Plus de lumière le jour associée à moins de cancers digestifs, surtout du pancréas

Une plus forte exposition à la lumière du jour est associée à un risque plus faible de cancer digestif, en particulier de cancer du pancréas, selon une étude prospective publiée dans l’International Journal of Cancer.

La lumière diurne synchronise les horloges biologiques des tissus et des cellules avec le cycle jour-nuit. Un manque d’exposition peut dérégler cet alignement circadien et contribuer à des problèmes de santé, dont le cancer. Or, dans les sociétés contemporaines, la plupart des gens passent l’essentiel de leur temps à l’intérieur.

Les chercheurs, dirigés notamment par Hongliang Feng et Jihui Zhang, du Center for Sleep and Circadian Medicine de l’université médicale de Guangzhou, ont analysé 89 069 participants de la cohorte britannique UK Biobank. Tous portaient un accéléromètre Axivity AX3 au poignet, qui mesurait aussi la lumière, entre 2013 et 2015. Le suivi médian a duré 8,8 ans (804 111 personnes-années), jusqu’en janvier 2024. Pendant cette période, 1 692 cancers digestifs ont été enregistrés, dont 891 mortels.

Un seuil autour de 1 900 lux

Les auteurs ont défini la « journée » entre 7 h 30 et 20 h 30. Ils ont comparé les 20 % de participants les plus exposés (intensité moyenne d’au moins 1 916 lux) au reste de la cohorte. Dans le modèle le plus ajusté, cette exposition plus élevée était associée à un risque d’incidence de cancer digestif réduit de 13 % (hazard ratio 0,87, intervalle de confiance à 95 % 0,76–0,99) et à un risque de décès par cancer digestif réduit de 24 % (HR 0,76, IC 0,63–0,93).



L’association était plus marquée pour le cancer du pancréas : moins 42 % d’incidence (HR 0,58, IC 0,40–0,85) et moins 53 % de mortalité (HR 0,47, IC 0,30–0,73). En revanche, le lien n’était pas statistiquement significatif pour le cancer colorectal (incidence HR 0,96 ; mortalité HR 0,93).

Concrètement, le groupe le plus exposé avait une intensité moyenne d’environ 2 559 lux, contre 804 lux pour le groupe le moins exposé. Cela correspondait à une baisse de 13 à 24 % du risque global de cancer digestif, et de 42 à 53 % pour le cancer du pancréas.

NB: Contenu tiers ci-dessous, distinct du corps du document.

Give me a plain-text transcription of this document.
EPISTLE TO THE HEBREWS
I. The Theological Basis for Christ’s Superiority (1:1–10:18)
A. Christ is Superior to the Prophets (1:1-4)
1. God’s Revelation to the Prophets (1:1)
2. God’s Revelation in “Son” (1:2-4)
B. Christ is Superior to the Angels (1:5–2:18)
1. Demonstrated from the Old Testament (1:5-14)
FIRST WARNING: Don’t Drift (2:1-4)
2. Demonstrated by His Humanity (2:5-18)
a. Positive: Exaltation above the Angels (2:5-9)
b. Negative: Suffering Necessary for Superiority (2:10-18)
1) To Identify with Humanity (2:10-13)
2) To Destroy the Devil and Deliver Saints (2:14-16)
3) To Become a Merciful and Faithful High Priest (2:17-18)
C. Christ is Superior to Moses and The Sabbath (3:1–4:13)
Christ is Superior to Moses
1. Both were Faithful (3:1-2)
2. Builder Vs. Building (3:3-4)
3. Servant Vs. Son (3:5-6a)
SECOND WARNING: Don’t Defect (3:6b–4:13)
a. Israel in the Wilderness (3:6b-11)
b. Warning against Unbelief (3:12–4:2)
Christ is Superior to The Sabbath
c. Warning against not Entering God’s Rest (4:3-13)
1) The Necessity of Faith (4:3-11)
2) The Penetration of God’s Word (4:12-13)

Deux heures et demie de lumière vive

Les chercheurs ont aussi examiné la durée passée au-dessus d’un seuil souvent utilisé en photothérapie : au moins 5 000 lux. Une exposition d’au moins 2,4 heures par jour à cette intensité, toujours entre 7 h 30 et 20 h 30, était associée à un risque plus bas de cancer du pancréas (incidence HR 0,67 ; mortalité HR 0,57). Pour l’ensemble des cancers digestifs, la tendance allait dans le même sens, sans atteindre la significativité statistique.

Dans des analyses de machine learning, les indicateurs de lumière diurne prédisaient mieux l’incidence et la mortalité des cancers digestifs que plusieurs facteurs déjà connus, dont la qualité du sommeil, le régime alimentaire, la dépression et la consommation d’alcool. Les associations restaient stables après ajustement sur l’âge, le sexe, le tabac, l’alcool, l’obésité, l’activité physique, le chronotype et les antécédents familiaux de cancer. Elles ne variaient pas de façon significative selon l’âge, le sexe, le tabagisme, l’alcool, l’obésité ou la dépression.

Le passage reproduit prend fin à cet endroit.